The Muni E-Bond Revolution

With computers able to process tons of information quickly, the complicated muni market is a natural for electronic trading.
April 2000
John E. Petersen
By John E. Petersen  |  Columnist
John E. Petersen was GOVERNING's Public Finance columnist. He was a Professor of Public Policy and Finance at the George Mason School of Public Policy.

Move over, day-trading stock jockeys. The fixed-income securities market and its dowager queen, the municipal bond market, are coming to a computer screen near you.

This is good news for states and localities that issue debt. The offering and trading of bonds on the Internet should save money on bond issuance and make it less expensive for investors to trade their bonds.

The changeover will happen quickly. Recent forecasts by bond experts are that, in terms of dollar values, 37 percent of all U.S. bonds traded in the market will do so on the Internet next year. That would be up from 5 percent of such trades in 1998. Munis will not lag the corporate sector. In fact, muni bonds have been out ahead when it comes to selling new issues over the Net.

This is quite a leap for the muni market, which has long been steeped in archaic charm and mystique. It's been a "telephone market," with no central tape or trading floor, and it depends on dealer-to-dealer brokering. If you, as an investor, wanted to buy or sell, you would call up dealers and have them get you quotes. You would have to depend on a dealer to execute the transaction over the phone on your behalf. There was a lot of trust involved, since there were no tickers or agate-type newspaper tables to read.

It was a primitive, personal way of doing business. Now, with the ability of the computer to search, collect and process tons of information in no time at all, the complicated municipal market is proving to be a natural for electronic trading.

"Tradition" permeated issuance as well: An entire bond issue was offered at auction to potential underwriters; these underwriters then reoffered the bonds to the market. About two years ago, some issuers began to offer bonds to dealers over the Internet. This past November, Pittsburgh, which was one of the pioneers in electronic auctions to dealers, sold bonds over the Internet directly to institutional investors.

Now, the floodgates are open. One result is the driving down of typical underwriting spreads from $5 per $1,000 of bond value to $2.50.

That is not good news for the health of the underwriting community, and it is a problem for the market as a whole. The argument is usually made that underwriters subsequently acting as traders in the secondary market are needed to provide liquidity. That is, they continue to trade bonds when markets are thin because they "know the credit" and have certain customer loyalty to the investor who wants out.

As key players in the muni market, underwiters aren't standing idly by during the e-trade upheaval. A recent report by the Bond Market Association indicates that there are about 30 firms offering e-trading among dealers and investors, with individual investors included just recently.
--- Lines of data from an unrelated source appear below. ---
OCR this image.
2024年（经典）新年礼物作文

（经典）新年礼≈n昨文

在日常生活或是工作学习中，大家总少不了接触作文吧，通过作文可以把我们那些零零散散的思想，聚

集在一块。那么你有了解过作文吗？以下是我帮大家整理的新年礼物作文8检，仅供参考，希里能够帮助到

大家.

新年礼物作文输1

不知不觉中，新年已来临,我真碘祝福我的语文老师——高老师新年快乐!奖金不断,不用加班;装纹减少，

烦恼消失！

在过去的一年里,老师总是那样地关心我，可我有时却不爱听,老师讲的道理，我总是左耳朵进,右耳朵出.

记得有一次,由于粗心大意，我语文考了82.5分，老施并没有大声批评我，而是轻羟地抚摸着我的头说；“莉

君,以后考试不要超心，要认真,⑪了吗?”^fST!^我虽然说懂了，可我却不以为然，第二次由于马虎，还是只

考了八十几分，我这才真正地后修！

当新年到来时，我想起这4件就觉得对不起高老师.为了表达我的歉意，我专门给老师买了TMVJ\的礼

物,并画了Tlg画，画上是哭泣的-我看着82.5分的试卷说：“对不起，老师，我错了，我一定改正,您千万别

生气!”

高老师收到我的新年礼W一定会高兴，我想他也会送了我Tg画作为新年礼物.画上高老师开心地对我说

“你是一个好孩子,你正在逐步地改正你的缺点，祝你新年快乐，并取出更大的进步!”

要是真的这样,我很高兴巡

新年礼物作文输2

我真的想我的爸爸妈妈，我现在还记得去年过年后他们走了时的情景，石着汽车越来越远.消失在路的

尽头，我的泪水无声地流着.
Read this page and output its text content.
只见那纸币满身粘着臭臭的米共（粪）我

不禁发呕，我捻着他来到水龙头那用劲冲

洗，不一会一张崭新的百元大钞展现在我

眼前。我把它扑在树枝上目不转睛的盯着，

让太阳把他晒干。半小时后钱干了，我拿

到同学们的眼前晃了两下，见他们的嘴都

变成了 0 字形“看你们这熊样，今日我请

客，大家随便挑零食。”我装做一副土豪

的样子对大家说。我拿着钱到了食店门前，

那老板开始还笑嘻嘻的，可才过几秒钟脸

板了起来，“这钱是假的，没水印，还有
The secondary market, where muni bonds are traded after the initial sale, has always been sporadic. Except for during a few days after issuance, not many muni bonds trade much. That is not likely to change, but the way in which the trades take place is likely to become Internet-based as well.

In the new-issue market, government issuers may elect to sell directly to investors. One normally thinks of municipal bond investors as being highly institutional--the only big players that really count are establishments such as banks and insurance companies. There's now a new twist to that picture: The big source of capital is the individual, either investing directly or through mutual funds. Bond funds are important players in the muni bond market, but they are at risk from the move to Internet auctions because they may lose individual investors who don't want to pay management fees when they can buy directly. Thus, individual investors may hightail it away from funds and start buying direct.

There is something of a precedent for governments selling municipal bonds directly to individuals. In periods of high interest rates, some adventuresome issuers have sold small-issue "minibonds" directly to local investors. The rap on minibonds was that it was more costly to sell directly to individual investors than to go through regular channels to institutional investors. But the principle that direct sales were possible got some early testing.

With the e-trade revolution in full swing in the bond markets, issuers will increasingly auction bonds directly to investors. That will include individual investors, who shoulder the bulk of the load when it comes to holding tax-exempts. This end run around broker- dealers will be a test for Wall Street.

That's not to say there is not a place for the market makers; they are essential for new offerings that are innovative or risky. But good old garden-variety general obligation and revenue bonds may be headed for the computer screen. That should mean more trading by individuals and institutions. Machines, rather than people, will make faster trades and be less expensive matchmakers.